About a year after the first visit, the couple let me know that Daisy had passed. It was her time, as they say, and she had looked increasingly uncomfortable every time I saw her. I was invited back to watch Charlie, who was also becoming frailer and less amenable to people. He now rarely strayed from the bed except to eat and use the litter box. I sat a respectable distance away in the corner of the room to keep him company without petting him or disturbing his general atmosphere.
During my stay, the couple informed me that someone from the vet’s office would be stopping by to give Charlie medicine. I had to be home to let him in. Easy enough, I thought. When the vet assistant arrived, he told me to get a towel and throw it over Charlie, who had fled into the hallway at the first sight of the man. While I ran after him, the assistant rolled out an IV stand and started hooking up bags and syringes. I scooped up a yowling Charlie and carried him back to the bed, gently pressing him down with both hands. I could feel his vertebrae between my fingers. The assistant injected Charlie’s hind leg with two different fluids, and we made small talk while we waited for the bags to empty. I hesitantly asked how long he thought Charlie had left, since this kind of care seemed extreme, and I was also low-key trying to estimate the end of my revenue source. Honestly, I’m surprised he hasn’t gone already, he said.

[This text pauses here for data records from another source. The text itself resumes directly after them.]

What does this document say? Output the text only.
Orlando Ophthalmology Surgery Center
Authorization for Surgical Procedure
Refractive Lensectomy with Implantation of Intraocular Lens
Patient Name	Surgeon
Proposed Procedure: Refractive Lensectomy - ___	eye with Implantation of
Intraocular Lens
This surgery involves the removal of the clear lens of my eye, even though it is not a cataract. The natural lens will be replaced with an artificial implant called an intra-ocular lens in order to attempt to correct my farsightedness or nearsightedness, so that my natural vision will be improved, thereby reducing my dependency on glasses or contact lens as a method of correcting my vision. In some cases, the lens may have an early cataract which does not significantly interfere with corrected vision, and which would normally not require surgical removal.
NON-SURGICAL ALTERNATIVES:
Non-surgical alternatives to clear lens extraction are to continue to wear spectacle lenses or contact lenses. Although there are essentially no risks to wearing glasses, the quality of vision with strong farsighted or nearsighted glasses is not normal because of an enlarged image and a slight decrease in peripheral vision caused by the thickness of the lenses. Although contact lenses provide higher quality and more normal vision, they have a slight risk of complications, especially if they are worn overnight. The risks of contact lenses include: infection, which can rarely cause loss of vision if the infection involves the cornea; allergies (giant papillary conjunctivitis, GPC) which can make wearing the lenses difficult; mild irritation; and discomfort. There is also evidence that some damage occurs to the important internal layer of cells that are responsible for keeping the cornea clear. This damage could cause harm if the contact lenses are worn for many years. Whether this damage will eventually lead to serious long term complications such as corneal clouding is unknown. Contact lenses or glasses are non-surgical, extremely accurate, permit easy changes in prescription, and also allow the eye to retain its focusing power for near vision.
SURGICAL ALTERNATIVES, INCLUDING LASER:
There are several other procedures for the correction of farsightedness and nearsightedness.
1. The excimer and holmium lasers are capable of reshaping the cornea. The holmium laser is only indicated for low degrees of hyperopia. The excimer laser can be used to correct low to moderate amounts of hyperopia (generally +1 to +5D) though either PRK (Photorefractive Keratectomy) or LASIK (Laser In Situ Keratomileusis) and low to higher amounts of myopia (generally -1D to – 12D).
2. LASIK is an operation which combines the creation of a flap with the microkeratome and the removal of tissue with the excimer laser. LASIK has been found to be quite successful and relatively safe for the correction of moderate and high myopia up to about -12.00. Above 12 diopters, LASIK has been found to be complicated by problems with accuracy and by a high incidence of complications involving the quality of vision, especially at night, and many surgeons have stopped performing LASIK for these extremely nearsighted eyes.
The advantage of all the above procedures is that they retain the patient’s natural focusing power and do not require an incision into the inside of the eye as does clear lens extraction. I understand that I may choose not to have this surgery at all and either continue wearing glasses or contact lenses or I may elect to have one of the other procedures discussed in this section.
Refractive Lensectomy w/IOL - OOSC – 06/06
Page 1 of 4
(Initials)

The assistant had a Jersey accent and was pretty nonchalant about the whole cat-having-better-healthcare-than-people thing. I wondered if he did home visits often. I recently contributed to a friend of a friend’s GoFundMe when they were charged something like $10,000 because their cat needed lifesaving treatment that included an extended, overnight stay at the animal hospital. The cat didn’t have insurance, because why would a cat participate in human bureaucracy? Cats could hardly be trained, they didn’t pay rent, they didn’t work for cops, etc. Even though the GoFundMe was titled “Save Tuna,” I’m sure we were all thinking as much about the lovely friend, her well-being an extension of the cat, the cat an extension of her.
The assistant vacated as soon as his job was done, leaving me to dispose of the syringes and pack the meds back into the fridge. Charlie’s leg had formed a small hump of fluids where he was injected, which I was told would deflate over the course of the day. When I returned to the bedroom, he had already disappeared under the bed, sullen, so I assumed my usual spot in the corner to wait for him.